Sur l'eau, le dossier technique est précis : 13 394 m³ par an pour la régulation hygrométrique des salles serveurs, puisés dans le réseau de production de la Vallée dorée, alimenté par les forages de Labruyère, la commune voisine. Aucun nouveau forage ne sera creusé spécifiquement pour le site. Le trafic généré, lui, reste limité : 100 à 120 véhicules légers par jour, 4 à 10 poids lourds par semaine.

Ce qu'en pensent les habitants

L'accueil, dans la salle, a été loin d'être unanime. Xavier, qui habite à moins d'un kilomètre du futur site, résume une partie du scepticisme ambiant : "c'est vraiment un projet qui était déjà de mauvaise qualité à la base." D'autres riverains ont interrogé les porteurs de projet sur l'absence de végétalisation complète de la toiture, ou exprimé la crainte de voir leur cadre de vie transformé par le bruit continu des installations.

Rantigny, un cas parmi d'autres dans la région

Ce projet ne surgit pas isolément. Les Hauts-de-France voient actuellement plusieurs dossiers de data centers avancer en parallèle : un projet est en discussion à Compiègne, un autre a déjà été annoncé à Dunkerque, et un centre de calcul dédié à l'intelligence artificielle est envisagé au Bosquel, dans la Somme. Localement, la dynamique pourrait aussi accélérer la reconversion d'une autre friche industrielle, le site Vallourec.

Ce que ce dossier laisse ouvert, au-delà de Rantigny

Entre Liancourt et Clermont, la vallée est faite de petites communes agricoles, de champs qui se succèdent le long de l'Oise, d'un rythme qui n'a pas beaucoup changé depuis des décennies. C'est dans ce paysage-là qu'un prélèvement d'eau supplémentaire va s'ajouter à ceux déjà existants, eau potable, agriculture, milieux naturels, sans que personne n'ait rendu publique la marge réelle de la ressource locale une fois tous les usages additionnés.

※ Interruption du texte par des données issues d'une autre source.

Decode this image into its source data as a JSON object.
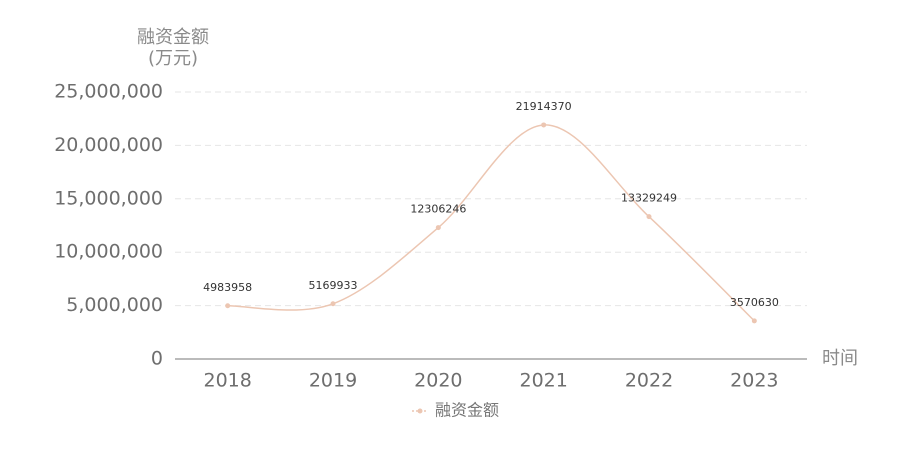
{
  "chart_data": {
    "type": "line",
    "y_axis_title": [
      "融资金额",
      "(万元)"
    ],
    "x_axis_title": "时间",
    "categories": [
      "2018",
      "2019",
      "2020",
      "2021",
      "2022",
      "2023"
    ],
    "series": [
      {
        "name": "融资金额",
        "color": "#ecc6b2",
        "values": [
          4983958,
          5169933,
          12306246,
          21914370,
          13329249,
          3570630
        ]
      }
    ],
    "ylim": [
      0,
      25000000
    ],
    "yticks": [
      0,
      {
        "value": 5000000,
        "label": "5,000,000"
      },
      {
        "value": 10000000,
        "label": "10,000,000"
      },
      {
        "value": 15000000,
        "label": "15,000,000"
      },
      {
        "value": 20000000,
        "label": "20,000,000"
      },
      {
        "value": 25000000,
        "label": "25,000,000"
      }
    ],
    "grid": true,
    "smooth": true,
    "legend": "bottom"
  }
}
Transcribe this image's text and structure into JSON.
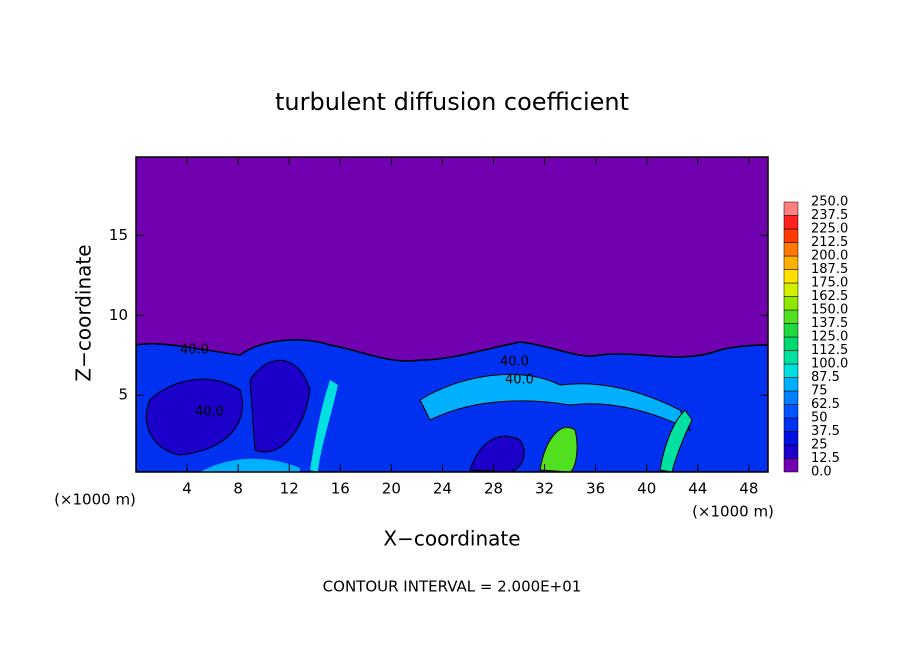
{
  "chart_data": {
    "type": "contour",
    "title": "turbulent diffusion coefficient",
    "x_label": "X−coordinate",
    "y_label": "Z−coordinate",
    "x_unit_left": "(×1000 m)",
    "x_unit_right": "(×1000 m)",
    "footnote": "CONTOUR INTERVAL = 2.000E+01",
    "contour_labels": [
      "40.0",
      "40.0",
      "40.0",
      "40.0"
    ],
    "xlim": [
      0,
      49.5
    ],
    "ylim": [
      0.2,
      19.9
    ],
    "xticks": [
      4,
      8,
      12,
      16,
      20,
      24,
      28,
      32,
      36,
      40,
      44,
      48
    ],
    "yticks": [
      5,
      10,
      15
    ],
    "colorbar": {
      "levels": [
        {
          "value": 0,
          "label": "0.0"
        },
        12.5,
        25,
        37.5,
        50,
        62.5,
        75,
        87.5,
        {
          "value": 100,
          "label": "100.0"
        },
        112.5,
        {
          "value": 125,
          "label": "125.0"
        },
        137.5,
        {
          "value": 150,
          "label": "150.0"
        },
        162.5,
        {
          "value": 175,
          "label": "175.0"
        },
        187.5,
        {
          "value": 200,
          "label": "200.0"
        },
        212.5,
        {
          "value": 225,
          "label": "225.0"
        },
        237.5,
        {
          "value": 250,
          "label": "250.0"
        }
      ],
      "colors": [
        "#7000b0",
        "#1a00c8",
        "#0010e0",
        "#0030f0",
        "#0055ff",
        "#0080ff",
        "#00b0ff",
        "#00e0e0",
        "#00e0a0",
        "#00d870",
        "#20d840",
        "#50e020",
        "#90e800",
        "#d0f000",
        "#ffe000",
        "#ffb000",
        "#ff7800",
        "#ff3c00",
        "#ff2020",
        "#ff8080"
      ]
    }
  }
}
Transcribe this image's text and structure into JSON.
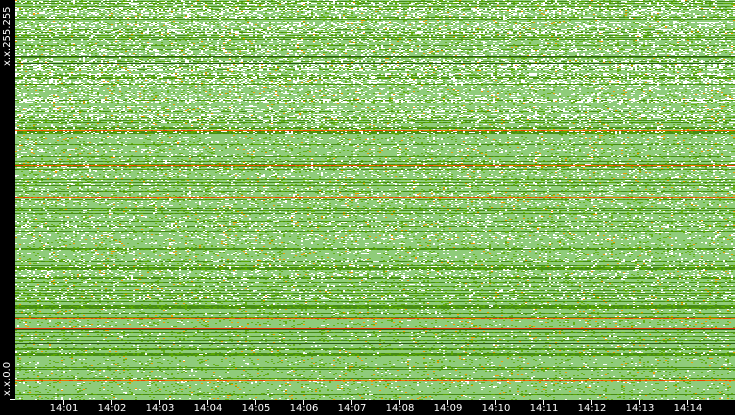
{
  "chart_data": {
    "type": "heatmap",
    "x_tick_labels": [
      "14:01",
      "14:02",
      "14:03",
      "14:04",
      "14:05",
      "14:06",
      "14:07",
      "14:08",
      "14:09",
      "14:10",
      "14:11",
      "14:12",
      "14:13",
      "14:14"
    ],
    "y_tick_labels": {
      "top": "x.x.255.255",
      "bottom": "x.x.0.0"
    },
    "colors": {
      "background": "#000000",
      "empty": "#ffffff",
      "low": "#8fcc7a",
      "medium": "#5aa800",
      "high": "#f0a000",
      "max": "#e83000"
    }
  }
}
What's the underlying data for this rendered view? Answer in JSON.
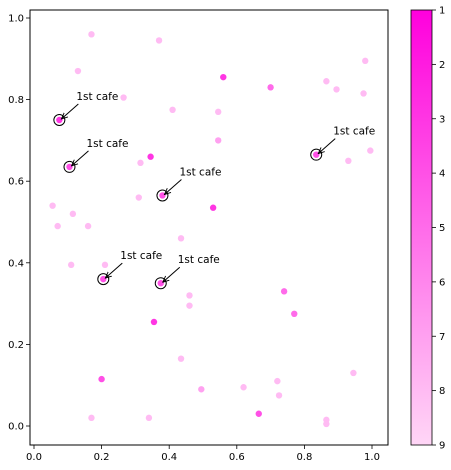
{
  "chart_data": {
    "type": "scatter",
    "title": "",
    "xlabel": "",
    "ylabel": "",
    "xlim": [
      0.0,
      1.0
    ],
    "ylim": [
      0.0,
      1.0
    ],
    "xticks": [
      0.0,
      0.2,
      0.4,
      0.6,
      0.8,
      1.0
    ],
    "yticks": [
      0.0,
      0.2,
      0.4,
      0.6,
      0.8,
      1.0
    ],
    "grid": false,
    "colorbar": {
      "label": "",
      "range": [
        1,
        9
      ],
      "ticks": [
        1,
        2,
        3,
        4,
        5,
        6,
        7,
        8,
        9
      ],
      "reversed": true,
      "color_low_value": "#ff00dd",
      "color_high_value": "#ffd6f6"
    },
    "points": [
      {
        "x": 0.17,
        "y": 0.96,
        "v": 8
      },
      {
        "x": 0.37,
        "y": 0.945,
        "v": 8
      },
      {
        "x": 0.98,
        "y": 0.895,
        "v": 8
      },
      {
        "x": 0.13,
        "y": 0.87,
        "v": 8
      },
      {
        "x": 0.56,
        "y": 0.855,
        "v": 3
      },
      {
        "x": 0.865,
        "y": 0.845,
        "v": 8
      },
      {
        "x": 0.7,
        "y": 0.83,
        "v": 5
      },
      {
        "x": 0.895,
        "y": 0.825,
        "v": 8
      },
      {
        "x": 0.975,
        "y": 0.815,
        "v": 8
      },
      {
        "x": 0.265,
        "y": 0.805,
        "v": 8
      },
      {
        "x": 0.41,
        "y": 0.775,
        "v": 8
      },
      {
        "x": 0.545,
        "y": 0.77,
        "v": 8
      },
      {
        "x": 0.075,
        "y": 0.75,
        "v": 3,
        "cafe": true
      },
      {
        "x": 0.545,
        "y": 0.7,
        "v": 7
      },
      {
        "x": 0.995,
        "y": 0.675,
        "v": 8
      },
      {
        "x": 0.835,
        "y": 0.665,
        "v": 4,
        "cafe": true
      },
      {
        "x": 0.345,
        "y": 0.66,
        "v": 3
      },
      {
        "x": 0.93,
        "y": 0.65,
        "v": 8
      },
      {
        "x": 0.315,
        "y": 0.645,
        "v": 8
      },
      {
        "x": 0.105,
        "y": 0.635,
        "v": 4,
        "cafe": true
      },
      {
        "x": 0.38,
        "y": 0.565,
        "v": 4,
        "cafe": true
      },
      {
        "x": 0.31,
        "y": 0.56,
        "v": 8
      },
      {
        "x": 0.055,
        "y": 0.54,
        "v": 8
      },
      {
        "x": 0.53,
        "y": 0.535,
        "v": 3
      },
      {
        "x": 0.115,
        "y": 0.52,
        "v": 8
      },
      {
        "x": 0.07,
        "y": 0.49,
        "v": 8
      },
      {
        "x": 0.16,
        "y": 0.49,
        "v": 8
      },
      {
        "x": 0.435,
        "y": 0.46,
        "v": 8
      },
      {
        "x": 0.11,
        "y": 0.395,
        "v": 8
      },
      {
        "x": 0.21,
        "y": 0.395,
        "v": 8
      },
      {
        "x": 0.205,
        "y": 0.36,
        "v": 4,
        "cafe": true
      },
      {
        "x": 0.375,
        "y": 0.35,
        "v": 4,
        "cafe": true
      },
      {
        "x": 0.74,
        "y": 0.33,
        "v": 5
      },
      {
        "x": 0.46,
        "y": 0.32,
        "v": 8
      },
      {
        "x": 0.46,
        "y": 0.295,
        "v": 8
      },
      {
        "x": 0.77,
        "y": 0.275,
        "v": 5
      },
      {
        "x": 0.355,
        "y": 0.255,
        "v": 3
      },
      {
        "x": 0.435,
        "y": 0.165,
        "v": 8
      },
      {
        "x": 0.945,
        "y": 0.13,
        "v": 8
      },
      {
        "x": 0.2,
        "y": 0.115,
        "v": 4
      },
      {
        "x": 0.72,
        "y": 0.11,
        "v": 8
      },
      {
        "x": 0.62,
        "y": 0.095,
        "v": 8
      },
      {
        "x": 0.495,
        "y": 0.09,
        "v": 7
      },
      {
        "x": 0.725,
        "y": 0.075,
        "v": 8
      },
      {
        "x": 0.665,
        "y": 0.03,
        "v": 4
      },
      {
        "x": 0.17,
        "y": 0.02,
        "v": 8
      },
      {
        "x": 0.34,
        "y": 0.02,
        "v": 8
      },
      {
        "x": 0.865,
        "y": 0.015,
        "v": 8
      },
      {
        "x": 0.865,
        "y": 0.005,
        "v": 8
      }
    ],
    "annotations": [
      {
        "text": "1st cafe",
        "x": 0.075,
        "y": 0.75
      },
      {
        "text": "1st cafe",
        "x": 0.105,
        "y": 0.635
      },
      {
        "text": "1st cafe",
        "x": 0.38,
        "y": 0.565
      },
      {
        "text": "1st cafe",
        "x": 0.835,
        "y": 0.665
      },
      {
        "text": "1st cafe",
        "x": 0.205,
        "y": 0.36
      },
      {
        "text": "1st cafe",
        "x": 0.375,
        "y": 0.35
      }
    ]
  }
}
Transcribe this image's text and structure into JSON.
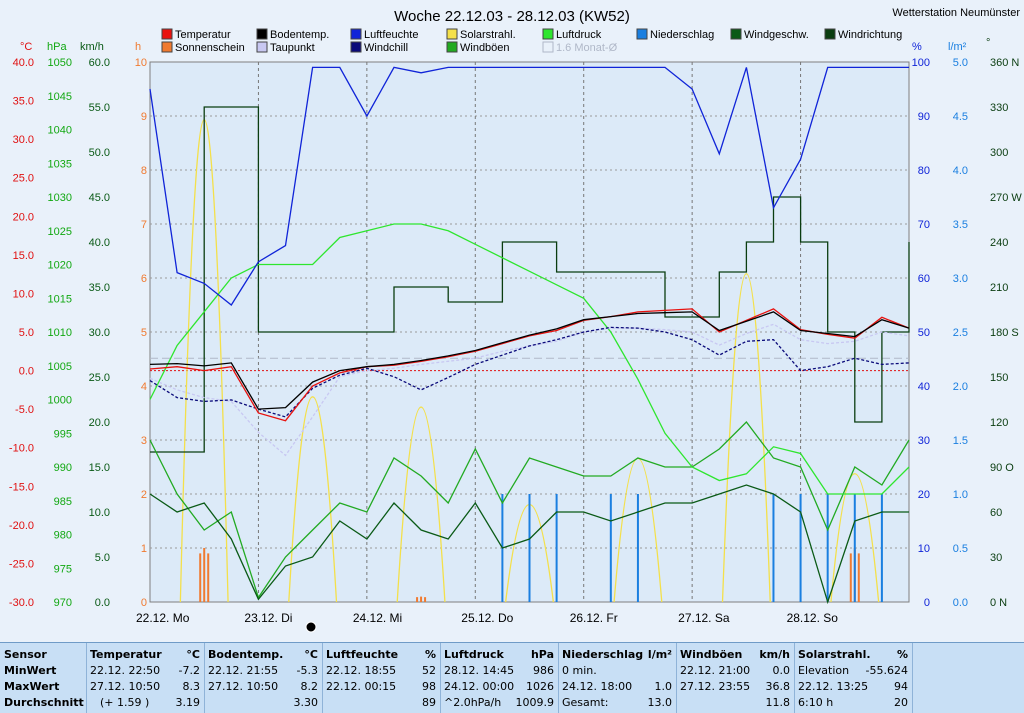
{
  "title": "Woche 22.12.03 - 28.12.03 (KW52)",
  "station": "Wetterstation Neumünster",
  "axes": {
    "temp_unit": "°C",
    "pressure_unit": "hPa",
    "wind_unit": "km/h",
    "sun_unit": "h",
    "humidity_unit": "%",
    "rain_unit": "l/m²",
    "dir_unit": "°",
    "temp_ticks": [
      "40.0",
      "35.0",
      "30.0",
      "25.0",
      "20.0",
      "15.0",
      "10.0",
      "5.0",
      "0.0",
      "-5.0",
      "-10.0",
      "-15.0",
      "-20.0",
      "-25.0",
      "-30.0"
    ],
    "pressure_ticks": [
      "1050",
      "1045",
      "1040",
      "1035",
      "1030",
      "1025",
      "1020",
      "1015",
      "1010",
      "1005",
      "1000",
      "995",
      "990",
      "985",
      "980",
      "975",
      "970"
    ],
    "wind_ticks": [
      "60.0",
      "55.0",
      "50.0",
      "45.0",
      "40.0",
      "35.0",
      "30.0",
      "25.0",
      "20.0",
      "15.0",
      "10.0",
      "5.0",
      "0.0"
    ],
    "sun_ticks": [
      "10",
      "9",
      "8",
      "7",
      "6",
      "5",
      "4",
      "3",
      "2",
      "1",
      "0"
    ],
    "humidity_ticks": [
      "100",
      "90",
      "80",
      "70",
      "60",
      "50",
      "40",
      "30",
      "20",
      "10",
      "0"
    ],
    "rain_ticks": [
      "5.0",
      "4.5",
      "4.0",
      "3.5",
      "3.0",
      "2.5",
      "2.0",
      "1.5",
      "1.0",
      "0.5",
      "0.0"
    ],
    "dir_ticks": [
      "360 N",
      "330",
      "300",
      "270 W",
      "240",
      "210",
      "180 S",
      "150",
      "120",
      "90 O",
      "60",
      "30",
      "0 N"
    ],
    "day_labels": [
      "22.12. Mo",
      "23.12. Di",
      "24.12. Mi",
      "25.12. Do",
      "26.12. Fr",
      "27.12. Sa",
      "28.12. So"
    ]
  },
  "legend": [
    {
      "label": "Temperatur",
      "color": "#e8120f"
    },
    {
      "label": "Sonnenschein",
      "color": "#f07a30"
    },
    {
      "label": "Bodentemp.",
      "color": "#000000"
    },
    {
      "label": "Taupunkt",
      "color": "#c8c8f2"
    },
    {
      "label": "Luftfeuchte",
      "color": "#1024d8"
    },
    {
      "label": "Windchill",
      "color": "#0a0a7a"
    },
    {
      "label": "Solarstrahl.",
      "color": "#f4e04a"
    },
    {
      "label": "Windböen",
      "color": "#22aa22"
    },
    {
      "label": "Luftdruck",
      "color": "#2ee62e"
    },
    {
      "label": "1.6 Monat-Ø",
      "color": "#b0b8c8"
    },
    {
      "label": "Niederschlag",
      "color": "#1a7fe0"
    },
    {
      "label": "Windgeschw.",
      "color": "#0a5a16"
    },
    {
      "label": "Windrichtung",
      "color": "#0a3d10"
    }
  ],
  "chart_data": {
    "type": "line",
    "x": [
      "22.12. 00:00",
      "22.12. 06:00",
      "22.12. 12:00",
      "22.12. 18:00",
      "23.12. 00:00",
      "23.12. 06:00",
      "23.12. 12:00",
      "23.12. 18:00",
      "24.12. 00:00",
      "24.12. 06:00",
      "24.12. 12:00",
      "24.12. 18:00",
      "25.12. 00:00",
      "25.12. 06:00",
      "25.12. 12:00",
      "25.12. 18:00",
      "26.12. 00:00",
      "26.12. 06:00",
      "26.12. 12:00",
      "26.12. 18:00",
      "27.12. 00:00",
      "27.12. 06:00",
      "27.12. 12:00",
      "27.12. 18:00",
      "28.12. 00:00",
      "28.12. 06:00",
      "28.12. 12:00",
      "28.12. 18:00",
      "29.12. 00:00"
    ],
    "series": [
      {
        "name": "Temperatur",
        "unit": "°C",
        "values": [
          0.2,
          0.5,
          0.0,
          0.5,
          -5.5,
          -6.5,
          -2.0,
          -0.3,
          0.5,
          0.7,
          1.2,
          1.8,
          2.5,
          3.5,
          4.5,
          5.2,
          6.5,
          7.0,
          7.6,
          7.8,
          8.0,
          5.0,
          6.5,
          8.0,
          5.3,
          4.7,
          4.2,
          6.9,
          5.5
        ]
      },
      {
        "name": "Bodentemp.",
        "unit": "°C",
        "values": [
          0.8,
          0.9,
          0.6,
          1.0,
          -5.0,
          -4.8,
          -1.5,
          0.0,
          0.5,
          0.8,
          1.3,
          1.9,
          2.6,
          3.6,
          4.6,
          5.4,
          6.6,
          7.0,
          7.4,
          7.5,
          7.6,
          5.2,
          6.4,
          7.6,
          5.2,
          4.8,
          4.4,
          6.6,
          5.5
        ]
      },
      {
        "name": "Taupunkt",
        "unit": "°C",
        "values": [
          -1.0,
          -2.5,
          -3.5,
          -4.0,
          -8.0,
          -11.0,
          -6.0,
          -0.8,
          0.0,
          0.3,
          0.8,
          1.2,
          1.6,
          2.5,
          3.2,
          3.8,
          5.0,
          5.5,
          5.5,
          5.3,
          5.0,
          3.3,
          4.8,
          6.0,
          4.0,
          3.5,
          3.8,
          5.0,
          4.5
        ]
      },
      {
        "name": "Windchill",
        "unit": "°C",
        "values": [
          -1.3,
          -3.5,
          -4.0,
          -3.8,
          -5.0,
          -6.0,
          -2.3,
          -0.6,
          0.3,
          -0.8,
          -2.5,
          -0.9,
          0.8,
          2.0,
          3.2,
          4.0,
          5.0,
          5.6,
          5.5,
          5.0,
          4.0,
          2.0,
          3.8,
          4.0,
          0.0,
          0.5,
          1.6,
          0.8,
          1.0
        ]
      },
      {
        "name": "Luftfeuchte",
        "unit": "%",
        "values": [
          95,
          61,
          59,
          55,
          63,
          66,
          99,
          99,
          90,
          99,
          98,
          99,
          99,
          99,
          99,
          99,
          99,
          99,
          99,
          99,
          95,
          83,
          99,
          73,
          82,
          99,
          99,
          99,
          99
        ]
      },
      {
        "name": "Luftdruck",
        "unit": "hPa",
        "values": [
          1000,
          1008,
          1013,
          1018,
          1020,
          1020,
          1020,
          1024,
          1025,
          1026,
          1026,
          1025,
          1023,
          1021,
          1019,
          1017,
          1015,
          1010,
          1003,
          995,
          990,
          988,
          989,
          993,
          992,
          986,
          986,
          986,
          990
        ]
      },
      {
        "name": "Windböen",
        "unit": "km/h",
        "values": [
          18,
          12,
          8,
          10,
          0.5,
          5,
          8,
          11,
          10,
          16,
          14,
          11,
          17,
          11,
          16,
          15,
          14,
          14,
          16,
          15,
          15,
          17,
          20,
          16,
          15,
          8,
          15,
          13,
          18
        ]
      },
      {
        "name": "Windgeschw.",
        "unit": "km/h",
        "values": [
          12,
          10,
          11,
          7,
          0.3,
          4,
          5,
          9,
          7,
          11,
          8,
          7,
          11,
          6,
          7,
          10,
          10,
          9,
          10,
          11,
          11,
          12,
          13,
          12,
          10,
          0,
          9,
          10,
          10
        ]
      },
      {
        "name": "Windrichtung",
        "unit": "°",
        "values": [
          100,
          100,
          330,
          330,
          180,
          180,
          180,
          180,
          180,
          210,
          210,
          200,
          200,
          240,
          240,
          220,
          220,
          220,
          220,
          190,
          190,
          220,
          240,
          270,
          240,
          180,
          120,
          180,
          240
        ]
      },
      {
        "name": "Solarstrahl.",
        "unit": "%",
        "values": [
          0,
          0,
          94,
          0,
          0,
          0,
          40,
          0,
          0,
          0,
          38,
          0,
          0,
          0,
          19,
          0,
          0,
          0,
          28,
          0,
          0,
          0,
          64,
          0,
          0,
          0,
          25,
          0,
          0
        ]
      },
      {
        "name": "Sonnenschein",
        "unit": "h",
        "values": [
          0,
          0,
          1.0,
          0,
          0,
          0,
          0,
          0,
          0,
          0,
          0.1,
          0,
          0,
          0,
          0,
          0,
          0,
          0,
          0,
          0,
          0,
          0,
          0,
          0,
          0,
          0,
          1.0,
          0,
          0
        ]
      },
      {
        "name": "Niederschlag",
        "unit": "l/m²",
        "values": [
          0,
          0,
          0,
          0,
          0,
          0,
          0,
          0,
          0,
          0,
          0,
          0,
          0,
          1.0,
          1.0,
          1.0,
          0,
          1.0,
          1.0,
          0,
          0,
          0,
          0,
          1.0,
          1.0,
          1.0,
          1.0,
          1.0,
          0
        ]
      }
    ],
    "reference": {
      "name": "1.6 Monat-Ø",
      "unit": "°C",
      "value": 1.6
    },
    "ylim_temp": [
      -30,
      40
    ],
    "ylim_pressure": [
      970,
      1050
    ],
    "ylim_wind": [
      0,
      60
    ],
    "ylim_sun": [
      0,
      10
    ],
    "ylim_humidity": [
      0,
      100
    ],
    "ylim_rain": [
      0,
      5
    ],
    "ylim_dir": [
      0,
      360
    ],
    "grid": true,
    "legend_position": "top"
  },
  "stats": {
    "header": {
      "sensor": "Sensor",
      "minwert": "MinWert",
      "maxwert": "MaxWert",
      "durchschnitt": "Durchschnitt"
    },
    "columns": [
      {
        "name": "Temperatur",
        "unit": "°C",
        "min_time": "22.12.  22:50",
        "min_val": "-7.2",
        "max_time": "27.12.  10:50",
        "max_val": "8.3",
        "avg_note": "(+ 1.59 )",
        "avg_val": "3.19"
      },
      {
        "name": "Bodentemp.",
        "unit": "°C",
        "min_time": "22.12.  21:55",
        "min_val": "-5.3",
        "max_time": "27.12.  10:50",
        "max_val": "8.2",
        "avg_note": "",
        "avg_val": "3.30"
      },
      {
        "name": "Luftfeuchte",
        "unit": "%",
        "min_time": "22.12.  18:55",
        "min_val": "52",
        "max_time": "22.12.  00:15",
        "max_val": "98",
        "avg_note": "",
        "avg_val": "89"
      },
      {
        "name": "Luftdruck",
        "unit": "hPa",
        "min_time": "28.12.  14:45",
        "min_val": "986",
        "max_time": "24.12.  00:00",
        "max_val": "1026",
        "avg_note": "^2.0hPa/h",
        "avg_val": "1009.9"
      },
      {
        "name": "Niederschlag",
        "unit": "l/m²",
        "min_time": "0 min.",
        "min_val": "",
        "max_time": "24.12.  18:00",
        "max_val": "1.0",
        "avg_note": "Gesamt:",
        "avg_val": "13.0"
      },
      {
        "name": "Windböen",
        "unit": "km/h",
        "min_time": "22.12.  21:00",
        "min_val": "0.0",
        "max_time": "27.12.  23:55",
        "max_val": "36.8",
        "avg_note": "",
        "avg_val": "11.8"
      },
      {
        "name": "Solarstrahl.",
        "unit": "%",
        "min_time": "Elevation",
        "min_val": "-55.624",
        "max_time": "22.12.  13:25",
        "max_val": "94",
        "avg_note": "6:10 h",
        "avg_val": "20"
      }
    ]
  }
}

Il y a aussi un rapprochement de calendrier qui ne doit rien au hasard éditorial. Au moment même où l'État annonce un plan d'urgence pour des agriculteurs qui manquent d'eau à quelques dizaines de kilomètres de là, où un président de région écrit à Bruxelles pour réclamer un soutien face à une sécheresse qualifiée d'historique, un projet capable de consommer, à lui seul, l'équivalent électrique de tout un département puise dans le même bassin hydrique que ces exploitations en difficulté. Aucun texte, à ce jour, n'organise clairement l'arbitrage entre ces usages concurrents de l'eau quand une sécheresse survient au même moment, sur le même territoire.

Un territoire prête sa terre, son eau, son silence, à une structure créée il y a moins de deux ans. En retour, il récupère une centaine d'emplois directs et une ligne de plus dans un rapport d'investissement régional. La puissance de calcul, elle, partira ailleurs, vers un exploitant final qui n'a pas encore de nom public. Reste à savoir ce qu'un territoire est censé recevoir, exactement, en échange de ce qu'il donne.

Données issues de l'étude d'impact officielle du projet de data center à Rantigny, SCI Alyssa, avril 2026, de "Notre village, il est mort" : deux data centers géants inquiètent les riverains dans l'Oise, Epoch Times, de la fiche Realwave Group SAS, Société.com, et de "Vous allez nous mettre un radiateur qui fait du bruit !" : un projet de data center divise les habitants d'une commune de l'Oise, France 3 Hauts-de-France.